The hydrogenation reactor was filled with 600g of N111 poisoned catalyst, and the hydrogenation reactor was filled with new molded nickel catalyst N111.
(manufactured by JGC Chemical Co., Ltd.) was filled with 600 g. Temperature inside each reactor: 245-255℃, pressure: 200Kg/cm ²
Hydrogen gas 2Nm ² /h and petroleum resin ("Petrosin #120", softening point 120℃, sulfur content 100~
150ppm, aromatic content 54%, manufactured by Mitsui Petrochemicals)
was fed from the lower part of the sulfur removal reactor at a feed rate of 300 g/h, and the gas and liquid coming out from the upper part of the reactor were flowed as they were from the lower part of the hydrogenation reactor to perform hydrogenation. Next, after separating gas and liquid in a separator, the hydrogenated petroleum resin was taken out of the reaction system. Next, continuous operation was performed to confirm the deflow activity of the sulfur removal catalyst, the hydrogenation activity and life of the hydrogenation catalyst, and the hydrogenated resin obtained after each time period was analyzed. The results are shown in the table. Incidentally, the sulfur analysis in the petroleum resin was conducted according to JIS K-2264. Further, the hydrogenation rate was determined by the following measuring method. That is, 274.5nm by an ultraviolet spectrometer
The absorbance at was measured, and the hydrogenation rate was calculated using the following formula. (A-B) x 100/A (%) (In the formula, A indicates the absorbance of the raw petroleum resin, and B indicates the absorbance of the hydrogenated petroleum resin.) Example 2 The reactor in Example 1 was used to remove sulfur. The reactor was equipped with a molded nickel catalyst (ST-111 manufactured by Sakai Chemical Industry Co., Ltd.) with 0.6% sulfur attached by weight to the catalyst.
The hydrogenation reactor was filled with 600g of unused and unpoisoned ST.
600 g of -111 catalyst was charged.

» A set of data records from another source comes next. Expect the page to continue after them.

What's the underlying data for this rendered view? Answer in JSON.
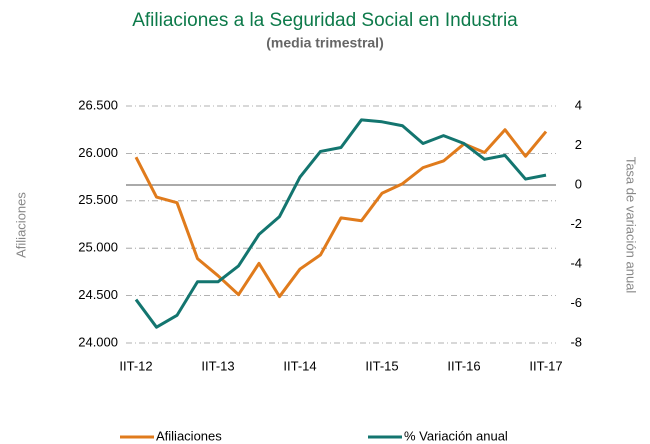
{
  "chart_data": {
    "type": "line",
    "title": "Afiliaciones a la Seguridad Social en Industria",
    "subtitle": "(media trimestral)",
    "y_label": "Afiliaciones",
    "y2_label": "Tasa de variación anual",
    "categories": [
      "IIT-12",
      null,
      null,
      null,
      "IIT-13",
      null,
      null,
      null,
      "IIT-14",
      null,
      null,
      null,
      "IIT-15",
      null,
      null,
      null,
      "IIT-16",
      null,
      null,
      null,
      "IIT-17"
    ],
    "series": [
      {
        "name": "Afiliaciones",
        "color": "#e07b1c",
        "axis": "y",
        "values": [
          25960,
          25540,
          25480,
          24890,
          24710,
          24510,
          24840,
          24490,
          24780,
          24930,
          25320,
          25290,
          25580,
          25680,
          25850,
          25920,
          26100,
          26010,
          26250,
          25970,
          26230
        ]
      },
      {
        "name": "% Variación anual",
        "color": "#13756f",
        "axis": "y2",
        "values": [
          -5.8,
          -7.2,
          -6.6,
          -4.9,
          -4.9,
          -4.1,
          -2.5,
          -1.6,
          0.4,
          1.7,
          1.9,
          3.3,
          3.2,
          3.0,
          2.1,
          2.5,
          2.1,
          1.3,
          1.5,
          0.3,
          0.5
        ]
      }
    ],
    "ylim": [
      24000,
      26500
    ],
    "yticks": [
      {
        "value": 24000,
        "label": "24.000"
      },
      {
        "value": 24500,
        "label": "24.500"
      },
      {
        "value": 25000,
        "label": "25.000"
      },
      {
        "value": 25500,
        "label": "25.500"
      },
      {
        "value": 26000,
        "label": "26.000"
      },
      {
        "value": 26500,
        "label": "26.500"
      }
    ],
    "y2lim": [
      -8,
      4
    ],
    "y2ticks": [
      -8,
      -6,
      -4,
      -2,
      0,
      2,
      4
    ],
    "grid": true,
    "legend": "bottom"
  }
}
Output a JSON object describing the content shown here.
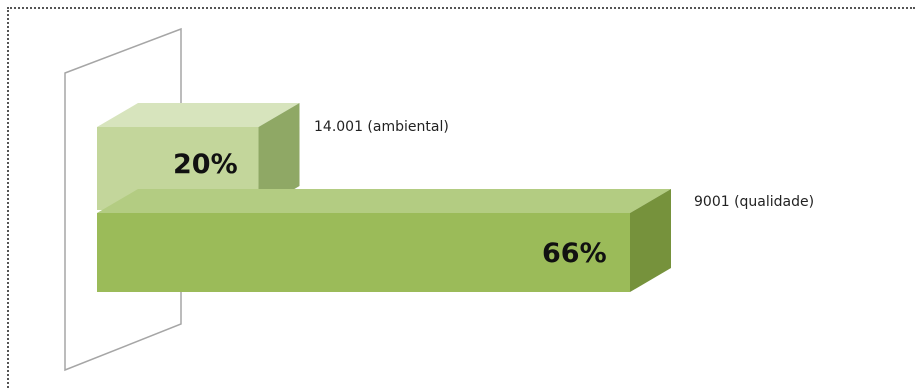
{
  "chart_data": {
    "type": "bar",
    "orientation": "horizontal",
    "categories": [
      "14.001 (ambiental)",
      "9001 (qualidade)"
    ],
    "values": [
      20,
      66
    ],
    "value_labels": [
      "20%",
      "66%"
    ],
    "xlim": [
      0,
      100
    ],
    "grid": false,
    "legend": "none",
    "colors": {
      "bar1_front": "#c3d69b",
      "bar1_top": "#d7e4bd",
      "bar1_side": "#8fa865",
      "bar2_front": "#9bbb59",
      "bar2_top": "#b3cc82",
      "bar2_side": "#76923c",
      "wall": "#ffffff",
      "wall_stroke": "#a6a6a6"
    }
  }
}
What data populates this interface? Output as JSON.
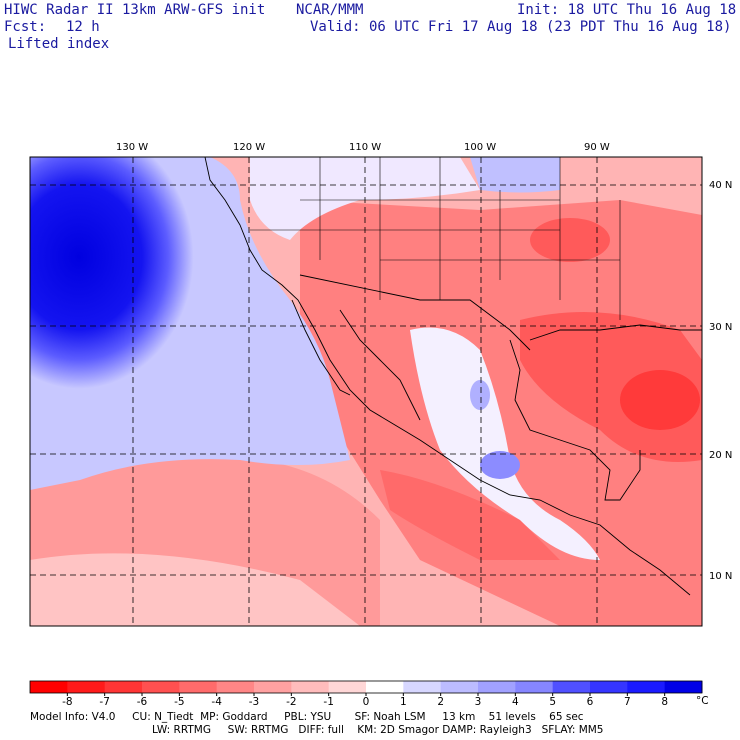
{
  "header": {
    "title_left": "HIWC Radar II 13km ARW-GFS init",
    "title_center": "NCAR/MMM",
    "init": "Init: 18 UTC Thu 16 Aug 18",
    "fcst_label": "Fcst:",
    "fcst_value": "12 h",
    "valid": "Valid: 06 UTC Fri 17 Aug 18 (23 PDT Thu 16 Aug 18)",
    "field": "Lifted index"
  },
  "map": {
    "lon_labels": [
      "130 W",
      "120 W",
      "110 W",
      "100 W",
      "90 W"
    ],
    "lat_labels": [
      "40 N",
      "30 N",
      "20 N",
      "10 N"
    ]
  },
  "colorbar": {
    "ticks": [
      "-8",
      "-7",
      "-6",
      "-5",
      "-4",
      "-3",
      "-2",
      "-1",
      "0",
      "1",
      "2",
      "3",
      "4",
      "5",
      "6",
      "7",
      "8"
    ],
    "unit": "°C",
    "colors": [
      "#ff0000",
      "#ff1a1a",
      "#ff3535",
      "#ff5050",
      "#ff6b6b",
      "#ff8686",
      "#ffa1a1",
      "#ffbcbc",
      "#ffd7d7",
      "#ffffff",
      "#d7d7ff",
      "#bcbcff",
      "#a1a1ff",
      "#8686ff",
      "#5050ff",
      "#3535ff",
      "#1a1aff",
      "#0000e6"
    ]
  },
  "footer": {
    "line1": "Model Info: V4.0     CU: N_Tiedt  MP: Goddard     PBL: YSU       SF: Noah LSM     13 km    51 levels    65 sec",
    "line2": "LW: RRTMG     SW: RRTMG   DIFF: full    KM: 2D Smagor DAMP: Rayleigh3   SFLAY: MM5"
  }
}
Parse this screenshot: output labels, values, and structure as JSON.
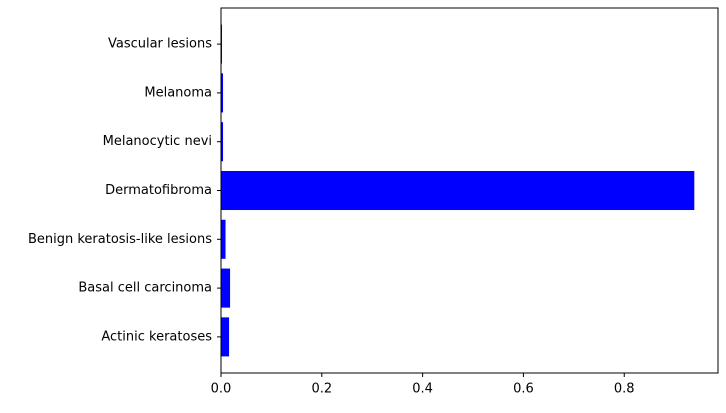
{
  "chart_data": {
    "type": "barh",
    "categories": [
      "Actinic keratoses",
      "Basal cell carcinoma",
      "Benign keratosis-like lesions",
      "Dermatofibroma",
      "Melanocytic nevi",
      "Melanoma",
      "Vascular lesions"
    ],
    "values": [
      0.016,
      0.018,
      0.009,
      0.939,
      0.004,
      0.004,
      0.002
    ],
    "color": "#0000ff",
    "xlim": [
      0,
      0.986
    ],
    "xticks": [
      {
        "value": 0,
        "label": "0.0"
      },
      0.2,
      0.4,
      0.6,
      0.8
    ]
  }
}
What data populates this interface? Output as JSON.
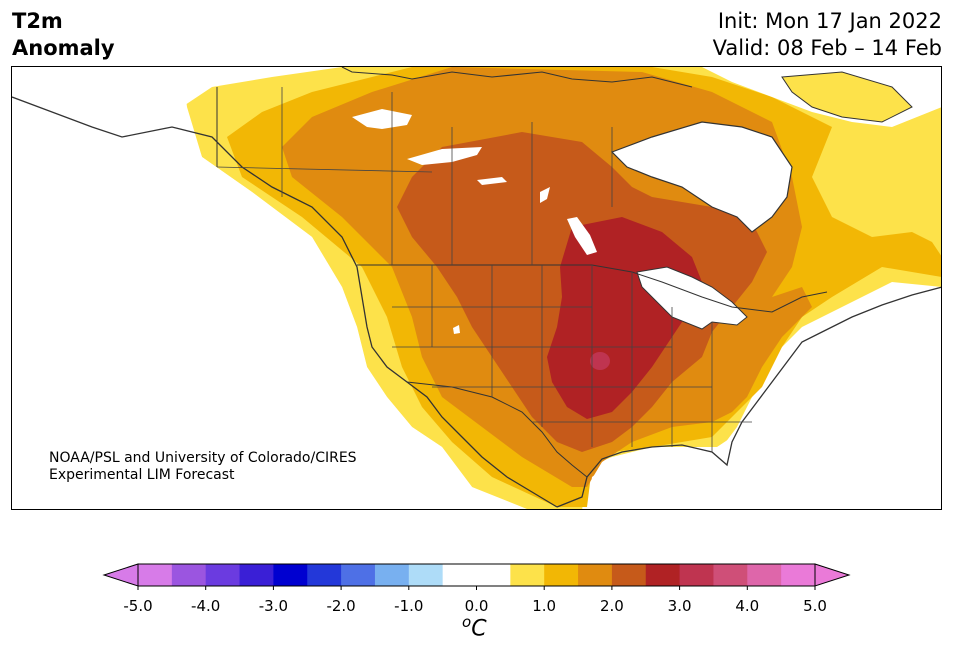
{
  "title": {
    "variable_line1": "T2m",
    "variable_line2": "Anomaly",
    "init": "Init: Mon 17 Jan 2022",
    "valid": "Valid: 08 Feb – 14 Feb"
  },
  "credit": {
    "line1": "NOAA/PSL and University of Colorado/CIRES",
    "line2": "Experimental LIM Forecast"
  },
  "colorbar": {
    "unit_symbol": "C",
    "unit_degree": "o",
    "tick_labels": [
      "-5.0",
      "-4.0",
      "-3.0",
      "-2.0",
      "-1.0",
      "0.0",
      "1.0",
      "2.0",
      "3.0",
      "4.0",
      "5.0"
    ],
    "colors": [
      "#d77be8",
      "#9b55e0",
      "#6b3be0",
      "#3a1fd6",
      "#0000d0",
      "#2338d9",
      "#4e70e6",
      "#78b0f0",
      "#aedcf8",
      "#ffffff",
      "#ffffff",
      "#fde24a",
      "#f2b705",
      "#e08b10",
      "#c65a1a",
      "#b02224",
      "#bf3450",
      "#cf4f78",
      "#de66aa",
      "#ea7ad8"
    ],
    "min_arrow_color": "#d77be8",
    "max_arrow_color": "#ea7ad8"
  },
  "map": {
    "region": "North America",
    "levels": {
      "plus_0_5": "#fde24a",
      "plus_1_0": "#f2b705",
      "plus_1_5": "#e08b10",
      "plus_2_0": "#c65a1a",
      "plus_2_5": "#b02224",
      "plus_3_0": "#bf3450"
    }
  }
}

Inside the sulfur removal reactor
Heat the inside of the hydrogenation reactor to 265-270℃, 230-235℃, maintain the pressure at 200Kg/ ^cm2 , and add 3N of hydrogen gas.
m ³ /h and petroleum resin (Petrozin #120) at a feed rate of 300 g/h were charged from the top of the sulfur removal reactor, and the gas and liquid coming out from the bottom was directly charged from the top of the hydrogenation reactor. , hydrogenation was performed. Thereafter, the same procedure as in Example 1 was carried out. The analysis results of the hydrogenated resin obtained for each time period are shown in the table. Comparative Example 1 For comparison, a reaction was carried out in the same manner as in Example 1 except that a desulfurization reactor was not used.
The analysis results of the hydrogenated petroleum resin obtained after each time period are also shown in the table. [Effects of the Invention] As is clear from the table, the activity of the hydrogenation catalyst according to the method of the present invention continues for a long period of time, and the effect is remarkable. 【table】

Claims (1)

[Claims] 1. When continuously hydrogenating petroleum resins containing aromatic and/or double bonds in a fixed bed, a catalyst whose hydrogenation ability has decreased due to poisoning with sulfur of 15% by weight or less based on the catalyst weight. Using,
By heating under hydrogen pressure, the sulfur content contained in the petroleum resin is removed in advance, and then,
A method for producing a hydrogenated petroleum resin, characterized in that hydrogenation is carried out using a catalyst having hydrogenation ability.